Body, the storage house of emotions

Emotions trigger a chemical response in the body. In case of a particularly strong response, which we don’t have the capacity to process, this can be stored in the physical body. This is how past traumas and unprocessed feelings get stored in the body.

 

Certain areas of the body are very often related to particular feelings, such as hips and shame or guilt, heart and grief or sadness, abdomen and anger.

Posture also influences the way we feel, and the other way round. Read more about the body-mind connection and how to hack it in this article.

 

Emotional wellbeing is a result of (self)management

These 4 strategies can help us process rather than suppress our emotions. Using these tools regularly is a crucial foundation of emotional wellbeing.

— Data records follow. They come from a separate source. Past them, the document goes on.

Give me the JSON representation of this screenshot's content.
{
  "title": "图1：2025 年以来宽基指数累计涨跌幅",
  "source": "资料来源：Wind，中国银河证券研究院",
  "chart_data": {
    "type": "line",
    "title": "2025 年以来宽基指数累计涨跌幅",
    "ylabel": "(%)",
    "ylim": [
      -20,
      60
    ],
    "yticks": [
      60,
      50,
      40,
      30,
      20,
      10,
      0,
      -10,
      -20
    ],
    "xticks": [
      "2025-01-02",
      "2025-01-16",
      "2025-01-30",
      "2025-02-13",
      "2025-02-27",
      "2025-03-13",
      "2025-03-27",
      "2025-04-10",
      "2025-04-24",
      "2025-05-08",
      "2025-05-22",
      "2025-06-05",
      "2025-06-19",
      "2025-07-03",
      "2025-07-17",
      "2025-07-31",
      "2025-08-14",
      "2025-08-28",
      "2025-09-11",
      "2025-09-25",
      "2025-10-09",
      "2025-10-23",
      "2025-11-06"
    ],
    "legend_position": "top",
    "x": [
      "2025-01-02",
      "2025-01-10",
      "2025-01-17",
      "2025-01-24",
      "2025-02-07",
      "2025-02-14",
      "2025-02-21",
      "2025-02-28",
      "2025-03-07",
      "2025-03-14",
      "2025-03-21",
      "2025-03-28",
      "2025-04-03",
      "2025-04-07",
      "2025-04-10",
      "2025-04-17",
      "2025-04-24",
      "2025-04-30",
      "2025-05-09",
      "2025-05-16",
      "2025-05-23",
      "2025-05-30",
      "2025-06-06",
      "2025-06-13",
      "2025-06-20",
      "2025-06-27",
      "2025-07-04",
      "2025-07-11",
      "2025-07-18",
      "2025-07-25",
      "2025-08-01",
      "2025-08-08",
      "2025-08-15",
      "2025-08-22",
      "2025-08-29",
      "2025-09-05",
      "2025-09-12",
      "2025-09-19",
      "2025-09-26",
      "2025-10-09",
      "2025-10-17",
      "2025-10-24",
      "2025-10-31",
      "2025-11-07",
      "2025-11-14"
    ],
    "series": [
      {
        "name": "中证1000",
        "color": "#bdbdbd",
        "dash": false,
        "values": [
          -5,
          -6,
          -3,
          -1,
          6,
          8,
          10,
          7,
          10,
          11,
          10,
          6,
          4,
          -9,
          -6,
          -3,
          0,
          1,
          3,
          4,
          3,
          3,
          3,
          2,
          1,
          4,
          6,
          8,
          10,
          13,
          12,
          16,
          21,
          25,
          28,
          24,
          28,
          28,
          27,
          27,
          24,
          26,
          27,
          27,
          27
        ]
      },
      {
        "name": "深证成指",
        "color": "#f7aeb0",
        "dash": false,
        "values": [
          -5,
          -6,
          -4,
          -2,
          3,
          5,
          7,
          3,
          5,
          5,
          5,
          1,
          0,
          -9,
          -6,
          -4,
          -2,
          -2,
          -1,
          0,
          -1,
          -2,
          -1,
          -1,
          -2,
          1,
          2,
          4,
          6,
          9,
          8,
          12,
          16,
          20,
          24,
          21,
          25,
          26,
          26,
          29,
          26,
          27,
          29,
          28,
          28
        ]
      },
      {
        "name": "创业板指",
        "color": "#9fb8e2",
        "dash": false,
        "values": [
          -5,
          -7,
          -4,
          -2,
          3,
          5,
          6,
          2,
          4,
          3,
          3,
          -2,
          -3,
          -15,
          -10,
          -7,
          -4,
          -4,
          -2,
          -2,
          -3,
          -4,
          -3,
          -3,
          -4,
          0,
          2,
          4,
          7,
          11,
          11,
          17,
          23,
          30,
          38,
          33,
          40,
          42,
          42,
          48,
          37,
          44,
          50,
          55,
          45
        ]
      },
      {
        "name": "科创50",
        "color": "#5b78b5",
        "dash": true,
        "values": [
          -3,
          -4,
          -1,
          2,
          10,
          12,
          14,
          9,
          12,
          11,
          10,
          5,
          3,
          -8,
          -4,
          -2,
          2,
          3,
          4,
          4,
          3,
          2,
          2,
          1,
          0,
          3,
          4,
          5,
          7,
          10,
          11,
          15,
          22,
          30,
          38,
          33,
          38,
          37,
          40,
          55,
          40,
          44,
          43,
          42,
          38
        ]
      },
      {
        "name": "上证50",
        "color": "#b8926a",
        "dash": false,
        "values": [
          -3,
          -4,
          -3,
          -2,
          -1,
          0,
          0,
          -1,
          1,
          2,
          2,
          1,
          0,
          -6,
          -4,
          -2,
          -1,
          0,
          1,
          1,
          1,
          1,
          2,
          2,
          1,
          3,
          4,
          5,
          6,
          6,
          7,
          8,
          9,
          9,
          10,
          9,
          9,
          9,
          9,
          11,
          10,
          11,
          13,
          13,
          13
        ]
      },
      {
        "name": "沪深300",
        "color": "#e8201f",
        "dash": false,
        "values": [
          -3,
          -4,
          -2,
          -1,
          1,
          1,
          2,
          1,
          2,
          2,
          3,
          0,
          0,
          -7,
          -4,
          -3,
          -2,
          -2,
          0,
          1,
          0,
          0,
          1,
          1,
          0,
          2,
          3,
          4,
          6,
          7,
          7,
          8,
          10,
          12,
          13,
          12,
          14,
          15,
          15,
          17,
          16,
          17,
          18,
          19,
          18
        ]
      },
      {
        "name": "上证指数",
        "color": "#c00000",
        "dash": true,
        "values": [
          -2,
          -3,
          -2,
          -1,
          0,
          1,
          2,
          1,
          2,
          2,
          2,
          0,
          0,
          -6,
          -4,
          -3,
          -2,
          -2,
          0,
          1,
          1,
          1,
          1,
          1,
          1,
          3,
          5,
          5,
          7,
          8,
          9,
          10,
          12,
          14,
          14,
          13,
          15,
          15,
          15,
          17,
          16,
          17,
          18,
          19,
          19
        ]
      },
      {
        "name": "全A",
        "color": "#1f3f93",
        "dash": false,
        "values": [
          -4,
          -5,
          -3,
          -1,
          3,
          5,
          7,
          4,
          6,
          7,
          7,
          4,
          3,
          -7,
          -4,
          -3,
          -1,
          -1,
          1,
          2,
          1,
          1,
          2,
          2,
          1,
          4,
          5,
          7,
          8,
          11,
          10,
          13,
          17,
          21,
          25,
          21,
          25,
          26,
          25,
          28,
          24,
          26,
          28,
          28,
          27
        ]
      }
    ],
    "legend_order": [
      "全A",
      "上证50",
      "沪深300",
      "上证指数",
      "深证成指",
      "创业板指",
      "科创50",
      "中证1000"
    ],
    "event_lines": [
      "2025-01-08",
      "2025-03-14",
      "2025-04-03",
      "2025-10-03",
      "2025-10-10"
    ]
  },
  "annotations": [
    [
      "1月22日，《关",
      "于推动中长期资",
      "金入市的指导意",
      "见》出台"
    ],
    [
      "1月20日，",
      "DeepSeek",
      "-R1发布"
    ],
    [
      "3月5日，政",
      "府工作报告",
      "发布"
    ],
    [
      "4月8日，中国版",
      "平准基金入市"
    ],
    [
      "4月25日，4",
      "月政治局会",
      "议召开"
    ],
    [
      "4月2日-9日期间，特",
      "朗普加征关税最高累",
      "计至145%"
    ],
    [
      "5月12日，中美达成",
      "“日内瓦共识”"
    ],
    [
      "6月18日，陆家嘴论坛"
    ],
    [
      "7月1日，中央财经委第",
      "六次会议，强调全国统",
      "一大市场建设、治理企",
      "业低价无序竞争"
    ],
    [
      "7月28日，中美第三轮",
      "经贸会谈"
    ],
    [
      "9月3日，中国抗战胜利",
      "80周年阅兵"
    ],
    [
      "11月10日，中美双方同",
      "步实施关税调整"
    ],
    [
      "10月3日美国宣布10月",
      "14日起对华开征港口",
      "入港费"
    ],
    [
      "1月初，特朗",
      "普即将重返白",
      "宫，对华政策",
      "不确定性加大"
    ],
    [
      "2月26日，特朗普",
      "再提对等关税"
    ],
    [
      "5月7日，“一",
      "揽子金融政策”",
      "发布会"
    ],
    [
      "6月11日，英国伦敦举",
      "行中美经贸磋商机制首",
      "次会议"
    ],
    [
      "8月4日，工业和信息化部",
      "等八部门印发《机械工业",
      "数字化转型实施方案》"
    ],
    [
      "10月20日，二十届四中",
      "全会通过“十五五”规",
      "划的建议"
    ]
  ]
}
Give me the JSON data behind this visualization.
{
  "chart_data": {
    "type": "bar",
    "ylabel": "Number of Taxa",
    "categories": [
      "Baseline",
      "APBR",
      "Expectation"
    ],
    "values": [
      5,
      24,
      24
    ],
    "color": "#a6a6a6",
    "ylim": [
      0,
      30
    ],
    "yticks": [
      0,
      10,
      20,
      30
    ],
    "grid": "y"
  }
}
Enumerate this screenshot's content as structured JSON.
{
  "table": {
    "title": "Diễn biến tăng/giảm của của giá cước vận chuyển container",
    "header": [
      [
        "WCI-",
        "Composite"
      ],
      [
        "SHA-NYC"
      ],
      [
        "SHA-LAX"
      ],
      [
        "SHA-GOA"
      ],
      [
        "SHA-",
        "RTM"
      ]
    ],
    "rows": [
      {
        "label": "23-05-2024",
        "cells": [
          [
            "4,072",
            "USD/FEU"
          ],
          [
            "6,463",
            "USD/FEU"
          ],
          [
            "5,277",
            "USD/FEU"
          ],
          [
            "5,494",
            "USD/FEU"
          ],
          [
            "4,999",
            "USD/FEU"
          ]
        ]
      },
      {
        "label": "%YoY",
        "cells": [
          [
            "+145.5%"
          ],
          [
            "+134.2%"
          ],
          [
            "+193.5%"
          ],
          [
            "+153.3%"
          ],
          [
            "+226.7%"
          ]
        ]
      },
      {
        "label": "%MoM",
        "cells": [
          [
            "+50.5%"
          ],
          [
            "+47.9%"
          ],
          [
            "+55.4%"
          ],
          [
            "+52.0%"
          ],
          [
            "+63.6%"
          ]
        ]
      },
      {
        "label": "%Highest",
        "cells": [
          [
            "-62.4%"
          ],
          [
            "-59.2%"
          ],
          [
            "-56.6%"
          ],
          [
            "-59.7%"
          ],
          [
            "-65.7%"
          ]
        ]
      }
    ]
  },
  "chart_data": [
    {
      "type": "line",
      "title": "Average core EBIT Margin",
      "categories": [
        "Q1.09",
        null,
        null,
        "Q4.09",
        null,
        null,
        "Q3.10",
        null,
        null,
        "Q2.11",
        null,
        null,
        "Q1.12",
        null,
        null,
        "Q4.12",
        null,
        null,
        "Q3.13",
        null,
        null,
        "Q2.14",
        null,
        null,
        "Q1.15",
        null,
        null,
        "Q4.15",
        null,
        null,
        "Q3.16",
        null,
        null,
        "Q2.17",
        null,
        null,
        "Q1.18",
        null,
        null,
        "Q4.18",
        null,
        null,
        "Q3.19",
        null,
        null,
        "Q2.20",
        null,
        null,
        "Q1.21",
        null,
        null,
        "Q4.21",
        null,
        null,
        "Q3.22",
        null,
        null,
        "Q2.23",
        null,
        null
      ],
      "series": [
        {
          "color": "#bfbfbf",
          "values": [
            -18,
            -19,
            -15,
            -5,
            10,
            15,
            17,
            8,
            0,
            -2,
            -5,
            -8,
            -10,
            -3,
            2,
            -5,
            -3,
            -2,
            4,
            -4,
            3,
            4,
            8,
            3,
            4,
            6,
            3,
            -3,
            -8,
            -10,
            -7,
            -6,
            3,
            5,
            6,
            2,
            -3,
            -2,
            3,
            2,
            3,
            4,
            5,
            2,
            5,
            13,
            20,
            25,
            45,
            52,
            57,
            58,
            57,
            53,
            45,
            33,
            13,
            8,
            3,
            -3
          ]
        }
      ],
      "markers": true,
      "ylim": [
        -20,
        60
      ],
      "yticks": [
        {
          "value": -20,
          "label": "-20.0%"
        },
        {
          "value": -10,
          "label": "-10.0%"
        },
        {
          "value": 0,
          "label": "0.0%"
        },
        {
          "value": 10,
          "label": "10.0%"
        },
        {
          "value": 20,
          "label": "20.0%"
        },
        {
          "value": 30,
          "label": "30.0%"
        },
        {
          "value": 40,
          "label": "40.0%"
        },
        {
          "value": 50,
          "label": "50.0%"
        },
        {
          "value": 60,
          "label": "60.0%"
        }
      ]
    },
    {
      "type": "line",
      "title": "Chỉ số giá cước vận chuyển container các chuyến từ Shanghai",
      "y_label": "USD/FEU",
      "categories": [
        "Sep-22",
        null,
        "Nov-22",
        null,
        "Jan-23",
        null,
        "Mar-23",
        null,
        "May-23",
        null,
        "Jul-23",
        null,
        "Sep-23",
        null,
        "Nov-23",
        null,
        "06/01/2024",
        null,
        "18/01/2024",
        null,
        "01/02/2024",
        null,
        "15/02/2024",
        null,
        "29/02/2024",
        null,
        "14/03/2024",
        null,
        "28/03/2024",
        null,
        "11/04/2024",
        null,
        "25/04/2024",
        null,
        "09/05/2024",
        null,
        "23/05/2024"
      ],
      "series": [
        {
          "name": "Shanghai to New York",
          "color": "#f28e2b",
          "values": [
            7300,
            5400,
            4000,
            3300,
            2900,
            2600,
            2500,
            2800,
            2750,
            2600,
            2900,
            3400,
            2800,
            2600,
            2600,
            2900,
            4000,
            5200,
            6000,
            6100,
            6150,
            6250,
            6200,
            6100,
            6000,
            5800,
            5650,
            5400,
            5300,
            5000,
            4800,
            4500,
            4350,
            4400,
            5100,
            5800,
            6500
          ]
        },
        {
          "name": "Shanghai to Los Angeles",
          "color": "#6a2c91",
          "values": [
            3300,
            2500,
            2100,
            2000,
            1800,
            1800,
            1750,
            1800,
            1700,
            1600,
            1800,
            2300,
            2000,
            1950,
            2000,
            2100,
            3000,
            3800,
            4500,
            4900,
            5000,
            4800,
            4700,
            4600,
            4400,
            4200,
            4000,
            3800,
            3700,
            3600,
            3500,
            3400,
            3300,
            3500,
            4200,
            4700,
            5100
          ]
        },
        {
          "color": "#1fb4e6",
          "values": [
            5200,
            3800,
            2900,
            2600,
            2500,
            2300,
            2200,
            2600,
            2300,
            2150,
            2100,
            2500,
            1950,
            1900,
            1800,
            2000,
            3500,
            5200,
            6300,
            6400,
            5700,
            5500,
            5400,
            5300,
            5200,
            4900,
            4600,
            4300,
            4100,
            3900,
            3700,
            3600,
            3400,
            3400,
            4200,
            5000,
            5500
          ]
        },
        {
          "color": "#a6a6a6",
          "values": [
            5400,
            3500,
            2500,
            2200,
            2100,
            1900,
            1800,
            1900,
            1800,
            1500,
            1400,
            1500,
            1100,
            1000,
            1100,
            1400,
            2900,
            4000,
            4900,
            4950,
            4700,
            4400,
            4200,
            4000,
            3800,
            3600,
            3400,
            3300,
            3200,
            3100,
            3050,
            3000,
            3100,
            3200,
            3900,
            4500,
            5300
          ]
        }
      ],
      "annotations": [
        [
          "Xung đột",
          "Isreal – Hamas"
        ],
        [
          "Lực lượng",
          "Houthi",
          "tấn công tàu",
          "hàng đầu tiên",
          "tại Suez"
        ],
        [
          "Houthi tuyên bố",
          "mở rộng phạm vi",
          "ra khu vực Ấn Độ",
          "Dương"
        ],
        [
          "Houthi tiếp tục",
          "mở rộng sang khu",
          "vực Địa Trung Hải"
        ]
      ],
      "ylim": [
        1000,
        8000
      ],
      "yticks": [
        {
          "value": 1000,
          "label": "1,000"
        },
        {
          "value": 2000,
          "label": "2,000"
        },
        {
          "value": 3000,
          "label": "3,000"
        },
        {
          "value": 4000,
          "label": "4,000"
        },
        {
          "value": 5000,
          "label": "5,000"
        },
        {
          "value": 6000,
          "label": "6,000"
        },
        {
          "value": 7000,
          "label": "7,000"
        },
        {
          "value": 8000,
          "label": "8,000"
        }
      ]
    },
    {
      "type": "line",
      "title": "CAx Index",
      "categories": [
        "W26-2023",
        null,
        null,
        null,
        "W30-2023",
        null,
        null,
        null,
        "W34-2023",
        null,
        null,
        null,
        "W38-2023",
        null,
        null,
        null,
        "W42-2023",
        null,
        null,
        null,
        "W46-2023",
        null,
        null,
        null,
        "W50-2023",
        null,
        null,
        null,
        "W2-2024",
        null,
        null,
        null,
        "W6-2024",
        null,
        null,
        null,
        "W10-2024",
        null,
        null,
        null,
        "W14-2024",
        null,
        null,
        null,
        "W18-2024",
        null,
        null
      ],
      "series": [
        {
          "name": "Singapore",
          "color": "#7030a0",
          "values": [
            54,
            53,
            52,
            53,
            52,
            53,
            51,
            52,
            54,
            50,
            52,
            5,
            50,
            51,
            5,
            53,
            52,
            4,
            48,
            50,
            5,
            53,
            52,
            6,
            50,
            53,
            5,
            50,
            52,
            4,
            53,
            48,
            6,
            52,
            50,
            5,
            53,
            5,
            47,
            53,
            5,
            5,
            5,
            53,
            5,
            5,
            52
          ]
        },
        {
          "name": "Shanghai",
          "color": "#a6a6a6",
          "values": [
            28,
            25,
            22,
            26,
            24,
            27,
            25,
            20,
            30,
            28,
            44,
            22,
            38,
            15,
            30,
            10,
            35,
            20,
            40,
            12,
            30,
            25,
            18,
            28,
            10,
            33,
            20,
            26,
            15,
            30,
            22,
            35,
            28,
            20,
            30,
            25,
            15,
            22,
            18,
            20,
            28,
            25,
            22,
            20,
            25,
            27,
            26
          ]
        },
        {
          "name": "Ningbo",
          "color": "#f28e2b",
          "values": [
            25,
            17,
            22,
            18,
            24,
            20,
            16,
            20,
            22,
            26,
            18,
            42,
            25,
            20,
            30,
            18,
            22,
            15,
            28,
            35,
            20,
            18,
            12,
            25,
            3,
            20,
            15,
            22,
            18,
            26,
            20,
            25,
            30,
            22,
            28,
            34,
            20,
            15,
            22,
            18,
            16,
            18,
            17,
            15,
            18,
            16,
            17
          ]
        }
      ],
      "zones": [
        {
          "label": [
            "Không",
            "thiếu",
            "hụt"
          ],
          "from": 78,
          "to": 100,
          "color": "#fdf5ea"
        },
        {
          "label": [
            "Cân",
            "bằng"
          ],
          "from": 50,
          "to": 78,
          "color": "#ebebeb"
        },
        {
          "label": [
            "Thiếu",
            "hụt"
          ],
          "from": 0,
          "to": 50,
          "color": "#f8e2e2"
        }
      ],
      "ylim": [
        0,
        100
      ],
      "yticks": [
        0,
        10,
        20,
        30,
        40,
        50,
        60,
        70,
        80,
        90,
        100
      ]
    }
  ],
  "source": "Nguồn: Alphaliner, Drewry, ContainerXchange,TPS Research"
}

  • Awareness. The awareness of the present moment when emotion comes takes you to acknowledgment and acceptance of feelings, thoughts, and bodily sensations.
  • Distraction. In the short term, we can distract ourselves from the thoughts surrounding a situation and emotion by physical exercise, journaling, focusing on an opposite emotion, or chatting with someone who can hold the space and not catastrophize even more.
  • Observation. It pays off to train ourselves to become the observer “watching the movie on the screen”, without judging the emotion, or identifying with it.
  • Naming. Name the emotion but don’t let a story get attached to it. If an emotion comes from a strong, deeply rooted pattern, it may require professional guidance to gain clarity and be able to release the unprocessed underlying experience. 

 

 

Emotional wellbeing is a matter of awareness and choice. By understanding how our brain works, we give ourselves the space and grace to manage the response to any event that evoked an emotional response.